How to write a short story (or how not to)

Joe’s Post #54

short storiesAnother confession. I find short stories very hard to write. Like getting a rusted nut to turn with your fingers hard. Like doing math in your head hard. I like big stories. Novel size stories. GRR Martin novel size! With grand sweeping storylines, a thousand characters, clever themes and epic final battles.

Hard to put all that in a short story. Yet, there was an open call for one so I thought to myself, self, let’s give it a try. It’s sort of the same process I went through to do zip lining (minus some of the screaming).

So, here’s how it went. First, I needed an idea. The magazine was looking for stories about Cyborgs and I love cyborgs so this was a good fit. I immediately went into full-on nerd mode and thought of an idea. Zombies and Cyborgs. Oh, I love both, so why not put them together? Like an undead Sarah Connor and the terminator. Oh oh, or how about Robocop and the zombie apocalypse?

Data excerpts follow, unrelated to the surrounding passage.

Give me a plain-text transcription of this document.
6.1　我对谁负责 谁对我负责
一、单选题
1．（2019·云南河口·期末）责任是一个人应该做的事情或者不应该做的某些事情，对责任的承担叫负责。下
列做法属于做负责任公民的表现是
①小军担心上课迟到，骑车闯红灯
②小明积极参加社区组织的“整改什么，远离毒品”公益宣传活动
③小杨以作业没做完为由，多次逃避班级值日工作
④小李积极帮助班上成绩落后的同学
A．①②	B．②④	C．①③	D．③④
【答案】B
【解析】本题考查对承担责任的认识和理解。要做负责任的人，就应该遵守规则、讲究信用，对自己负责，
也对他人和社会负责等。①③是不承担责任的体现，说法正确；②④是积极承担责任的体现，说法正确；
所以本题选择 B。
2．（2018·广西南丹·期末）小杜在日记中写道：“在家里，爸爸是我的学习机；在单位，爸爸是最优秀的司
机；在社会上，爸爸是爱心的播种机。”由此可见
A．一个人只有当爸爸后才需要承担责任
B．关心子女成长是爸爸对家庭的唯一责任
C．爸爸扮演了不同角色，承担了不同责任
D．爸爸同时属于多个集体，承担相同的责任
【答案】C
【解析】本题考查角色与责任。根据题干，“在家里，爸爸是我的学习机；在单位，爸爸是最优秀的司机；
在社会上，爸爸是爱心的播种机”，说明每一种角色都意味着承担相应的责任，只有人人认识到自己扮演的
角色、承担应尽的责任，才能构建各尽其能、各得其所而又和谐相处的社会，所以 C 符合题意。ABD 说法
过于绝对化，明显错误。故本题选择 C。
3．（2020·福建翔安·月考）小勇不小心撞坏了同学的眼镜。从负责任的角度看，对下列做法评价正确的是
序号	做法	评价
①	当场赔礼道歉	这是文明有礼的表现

Then I read the submission guidelines closer (note to self, read things carefully before going into nerdgasms.) The editor said, and I quote, “Zombie stories. Seriously. NO.”  Now call me crazy, but it seems to me like he wasn’t a whole ton of keen about the walking dead. So, I had to rebrainstorm. (my new word.)

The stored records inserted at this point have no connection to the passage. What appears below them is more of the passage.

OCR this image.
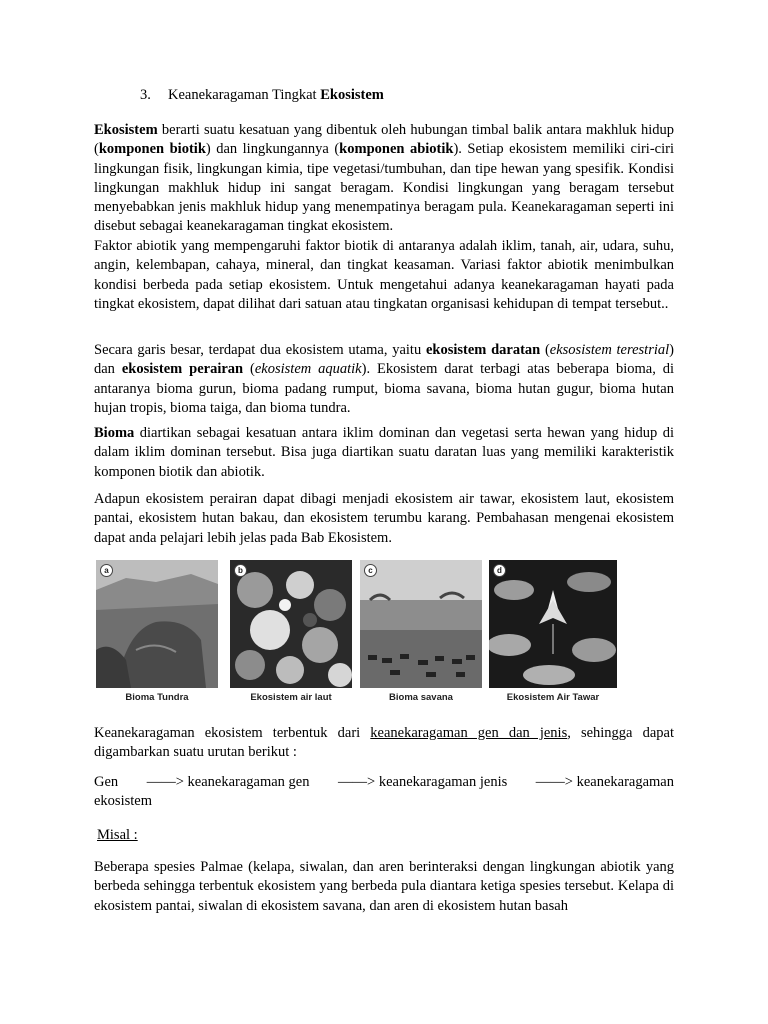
3. Keanekaragaman Tingkat Ekosistem

Ekosistem berarti suatu kesatuan yang dibentuk oleh hubungan timbal balik antara makhluk hidup (komponen biotik) dan lingkungannya (komponen abiotik). Setiap ekosistem memiliki ciri-ciri lingkungan fisik, lingkungan kimia, tipe vegetasi/tumbuhan, dan tipe hewan yang spesifik. Kondisi lingkungan makhluk hidup ini sangat beragam. Kondisi lingkungan yang beragam tersebut menyebabkan jenis makhluk hidup yang menempatinya beragam pula. Keanekaragaman seperti ini disebut sebagai keanekaragaman tingkat ekosistem.

Faktor abiotik yang mempengaruhi faktor biotik di antaranya adalah iklim, tanah, air, udara, suhu, angin, kelembapan, cahaya, mineral, dan tingkat keasaman. Variasi faktor abiotik menimbulkan kondisi berbeda pada setiap ekosistem. Untuk mengetahui adanya keanekaragaman hayati pada tingkat ekosistem, dapat dilihat dari satuan atau tingkatan organisasi kehidupan di tempat tersebut..

Secara garis besar, terdapat dua ekosistem utama, yaitu ekosistem daratan (eksosistem terestrial) dan ekosistem perairan (ekosistem aquatik). Ekosistem darat terbagi atas beberapa bioma, di antaranya bioma gurun, bioma padang rumput, bioma savana, bioma hutan gugur, bioma hutan hujan tropis, bioma taiga, dan bioma tundra.

Bioma diartikan sebagai kesatuan antara iklim dominan dan vegetasi serta hewan yang hidup di dalam iklim dominan tersebut. Bisa juga diartikan suatu daratan luas yang memiliki karakteristik komponen biotik dan abiotik.

Adapun ekosistem perairan dapat dibagi menjadi ekosistem air tawar, ekosistem laut, ekosistem pantai, ekosistem hutan bakau, dan ekosistem terumbu karang. Pembahasan mengenai ekosistem dapat anda pelajari lebih jelas pada Bab Ekosistem.

a
Bioma Tundra
b
Ekosistem air laut
c
Bioma savana
d
Ekosistem Air Tawar

Keanekaragaman ekosistem terbentuk dari keanekaragaman gen dan jenis, sehingga dapat digambarkan suatu urutan berikut :

Gen ——> keanekaragaman gen ——> keanekaragaman jenis ——> keanekaragaman
ekosistem

Misal :

Beberapa spesies Palmae (kelapa, siwalan, dan aren berinteraksi dengan lingkungan abiotik yang berbeda sehingga terbentuk ekosistem yang berbeda pula diantara ketiga spesies tersebut. Kelapa di ekosistem pantai, siwalan di ekosistem savana, dan aren di ekosistem hutan basah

dogNow doing this alone isn’t easy for me, especially if I can’t use any zombies. But I started with a character – as I now start all my stories. In this case, a dog. A cyborg dog. I named her Daisy, cuz, like, that’s a cool dog name. Then I gave her a problem and a companion and threw them both into a post apocalyptic world where mutation runs rampant and power-armored Crusaders roam the land with big ass flamethrowers incinerating anyone with tainted flesh.

Then I just wrote it.

And you know what? I had fun. But when I finished, I went back and looked at it.

It needed more. So I looked at adding more conflict, more humor, more emotion. I raised the stakes a bit, then a bit more. I made sure everyone had a goal and wanted something important to them. I made my characters suffer.  I cut out anything that wasn’t amazing or awesome.

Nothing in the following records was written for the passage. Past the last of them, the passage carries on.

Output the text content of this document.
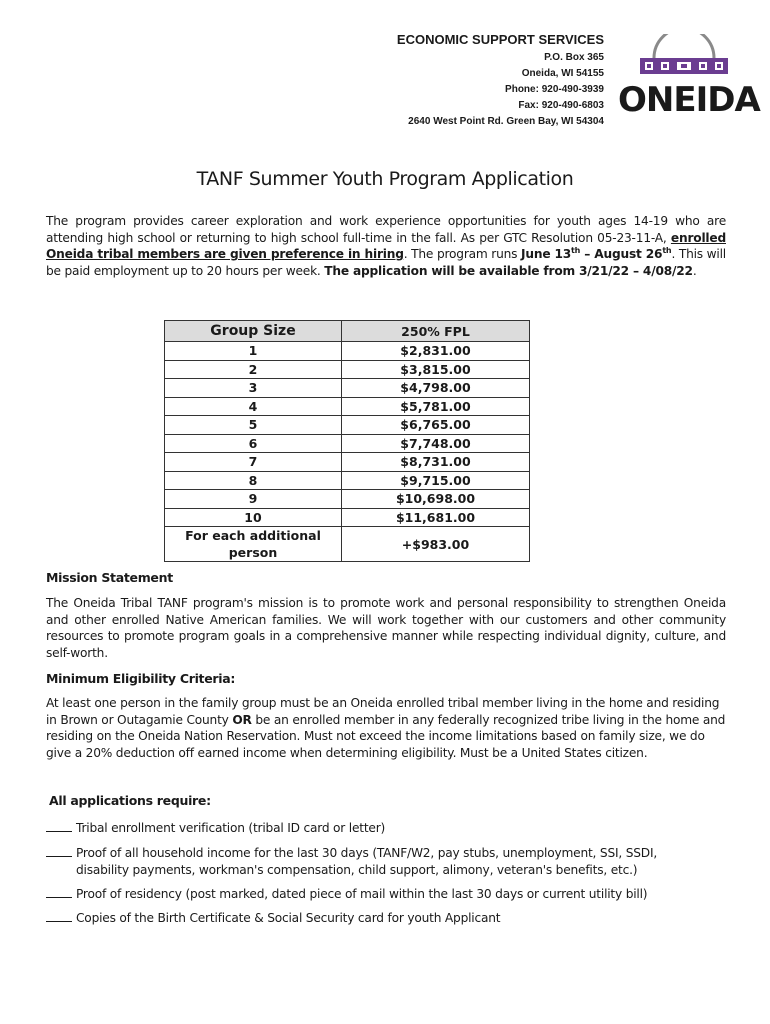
ECONOMIC SUPPORT SERVICES
P.O. Box 365
Oneida, WI 54155
Phone: 920-490-3939
Fax: 920-490-6803
2640 West Point Rd. Green Bay, WI 54304
ONEIDA
TANF Summer Youth Program Application
The program provides career exploration and work experience opportunities for youth ages 14-19 who are attending high school or returning to high school full-time in the fall. As per GTC Resolution 05-23-11-A, enrolled Oneida tribal members are given preference in hiring. The program runs June 13th – August 26th. This will be paid employment up to 20 hours per week. The application will be available from 3/21/22 – 4/08/22.
Group Size	250% FPL
1	$2,831.00
2	$3,815.00
3	$4,798.00
4	$5,781.00
5	$6,765.00
6	$7,748.00
7	$8,731.00
8	$9,715.00
9	$10,698.00
10	$11,681.00
For each additional person	+$983.00
Mission Statement
The Oneida Tribal TANF program's mission is to promote work and personal responsibility to strengthen Oneida and other enrolled Native American families. We will work together with our customers and other community resources to promote program goals in a comprehensive manner while respecting individual dignity, culture, and self-worth.
Minimum Eligibility Criteria:
At least one person in the family group must be an Oneida enrolled tribal member living in the home and residing in Brown or Outagamie County OR be an enrolled member in any federally recognized tribe living in the home and residing on the Oneida Nation Reservation. Must not exceed the income limitations based on family size, we do give a 20% deduction off earned income when determining eligibility. Must be a United States citizen.
All applications require:
Tribal enrollment verification (tribal ID card or letter)
Proof of all household income for the last 30 days (TANF/W2, pay stubs, unemployment, SSI, SSDI,
disability payments, workman's compensation, child support, alimony, veteran's benefits, etc.)
Proof of residency (post marked, dated piece of mail within the last 30 days or current utility bill)
Copies of the Birth Certificate & Social Security card for youth Applicant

Now, this took a whole lot longer than it really should have taken, but I got it done, and, despite a few technical glitches, (rot in hell, word 360!), I submitted it today.

It felt good to get something new out there.

Wish me luck.

It’s back to the novel tomorrow.

4 thoughts on “How to write a short story (or how not to)

  1. Good for you Joe! I also admit to not really being a short story person. I tend not to read them, let alone write them. But you’re making me want to try it. Good luck!